Military experts: There are many questions about Taliban operations in Kandahar, Kunduz and Panjshir
The issue of the situation in Panjshir, the Afghan province, which recently came under the control of the Taliban (* a terrorist group banned in Russia) is being discussed. Recall that representatives of the militia of Massoud Jr. say that they "still retain control over key points of the Panjshir Valley," which the Taliban * call fake.
While discussing the situation, military experts comment on the operations carried out by the Taliban in the Panjshir Valley, and before that in the country's major cities:
Among the main questions are the following: Who exactly in the Taliban is developing the operations? Moreover, we are talking here not only about Panjshir, but also about operations to quickly capture large Afghan cities, including Kandahar, Kunduz, etc.
When capturing cities, the Taliban used the tactics of rapid advance from different directions while simultaneously closing the ring around the settlements. Moreover, the Taliban approached Kandahar from at least three directions in large detachments, which were initially separated by at least 230 km.
After that, the advanced groups, which are actually special units, entered the cities, took positions on the tallest buildings, key intersections, and infrastructure facilities. Further, pockets of active resistance were destroyed, after which the Afghan security forces simply surrendered to the Taliban or under the guise of a civilian population, leaving weapon, went out through some transport corridors, if there was such an opportunity.
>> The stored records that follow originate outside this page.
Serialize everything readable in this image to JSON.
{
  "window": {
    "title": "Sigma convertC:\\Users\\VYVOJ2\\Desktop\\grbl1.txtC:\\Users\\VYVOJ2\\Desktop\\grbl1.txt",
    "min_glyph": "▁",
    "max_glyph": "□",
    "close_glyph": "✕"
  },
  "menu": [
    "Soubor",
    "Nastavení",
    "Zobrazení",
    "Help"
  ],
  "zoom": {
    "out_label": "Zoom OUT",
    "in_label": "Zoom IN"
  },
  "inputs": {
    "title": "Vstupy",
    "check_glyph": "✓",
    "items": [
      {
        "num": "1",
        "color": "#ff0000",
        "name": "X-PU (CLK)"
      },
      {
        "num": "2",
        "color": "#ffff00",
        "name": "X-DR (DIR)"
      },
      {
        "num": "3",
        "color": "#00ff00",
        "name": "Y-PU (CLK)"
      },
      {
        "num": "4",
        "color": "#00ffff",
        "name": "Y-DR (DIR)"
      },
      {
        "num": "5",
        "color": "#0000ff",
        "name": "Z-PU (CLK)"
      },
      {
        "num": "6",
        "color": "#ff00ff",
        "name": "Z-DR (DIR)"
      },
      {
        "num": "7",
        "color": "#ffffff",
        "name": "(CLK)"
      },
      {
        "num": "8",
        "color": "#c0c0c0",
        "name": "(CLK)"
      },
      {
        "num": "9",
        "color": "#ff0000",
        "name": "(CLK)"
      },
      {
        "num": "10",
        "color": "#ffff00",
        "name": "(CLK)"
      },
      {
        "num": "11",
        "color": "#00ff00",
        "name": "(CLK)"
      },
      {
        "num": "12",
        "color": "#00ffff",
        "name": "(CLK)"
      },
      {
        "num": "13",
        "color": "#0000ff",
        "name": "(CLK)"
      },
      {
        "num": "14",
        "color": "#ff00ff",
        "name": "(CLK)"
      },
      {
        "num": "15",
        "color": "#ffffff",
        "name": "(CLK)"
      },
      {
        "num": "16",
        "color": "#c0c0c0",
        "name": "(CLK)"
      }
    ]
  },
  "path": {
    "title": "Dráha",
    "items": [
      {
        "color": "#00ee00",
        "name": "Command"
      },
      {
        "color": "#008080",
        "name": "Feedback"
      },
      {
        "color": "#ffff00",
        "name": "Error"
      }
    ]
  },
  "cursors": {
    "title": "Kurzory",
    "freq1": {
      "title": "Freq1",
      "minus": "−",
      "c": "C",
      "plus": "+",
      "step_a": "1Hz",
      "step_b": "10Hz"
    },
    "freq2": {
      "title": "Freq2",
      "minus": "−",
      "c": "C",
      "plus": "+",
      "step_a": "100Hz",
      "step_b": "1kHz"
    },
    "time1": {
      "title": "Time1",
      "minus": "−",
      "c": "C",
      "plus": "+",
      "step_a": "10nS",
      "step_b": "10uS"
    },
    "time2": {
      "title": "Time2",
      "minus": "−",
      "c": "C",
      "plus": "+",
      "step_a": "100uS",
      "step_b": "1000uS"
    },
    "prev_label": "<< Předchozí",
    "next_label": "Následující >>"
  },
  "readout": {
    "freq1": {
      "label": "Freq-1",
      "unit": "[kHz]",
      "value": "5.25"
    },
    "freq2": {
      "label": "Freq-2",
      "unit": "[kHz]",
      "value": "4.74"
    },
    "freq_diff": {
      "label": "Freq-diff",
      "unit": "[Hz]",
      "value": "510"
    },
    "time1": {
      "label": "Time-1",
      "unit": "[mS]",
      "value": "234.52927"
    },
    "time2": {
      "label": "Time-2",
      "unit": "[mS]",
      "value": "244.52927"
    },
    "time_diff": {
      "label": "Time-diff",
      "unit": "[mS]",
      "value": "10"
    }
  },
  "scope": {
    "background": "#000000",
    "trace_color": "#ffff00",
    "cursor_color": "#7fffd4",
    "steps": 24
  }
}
Another important question discussed by military experts: How was communication (communication) carried out between individual Taliban units during the capture of Panjshir and large Afghan cities? It is unlikely that the group has some kind of "mega-advanced" equipment that would allow not only to communicate in the mountains, often on opposite sides of the ridges, but also to use secure communication channels.
Therefore, a consideration is voiced according to which the NATO military, who were still in a fair number in Afghanistan, could easily cut off the Taliban's communication channels, which would at least significantly complicate the terrorist operations to capture the same Kunduz and Kandahar. NATO members could, but ... They just didn't do it.
It is noted that the preparation and conduct of operations was distinguished by special elaboration. Accordingly, the planning of the capture of cities and Panjshir was clearly not done by "amateurs in sandals."
However, there are also those experts who consider what is happening "a well-directed theatrical performance in which the Taliban pretended to carry out lightning-fast operations, the Afghan army pretended to resist them, and in the West they continue to pretend that they are very concerned about all this."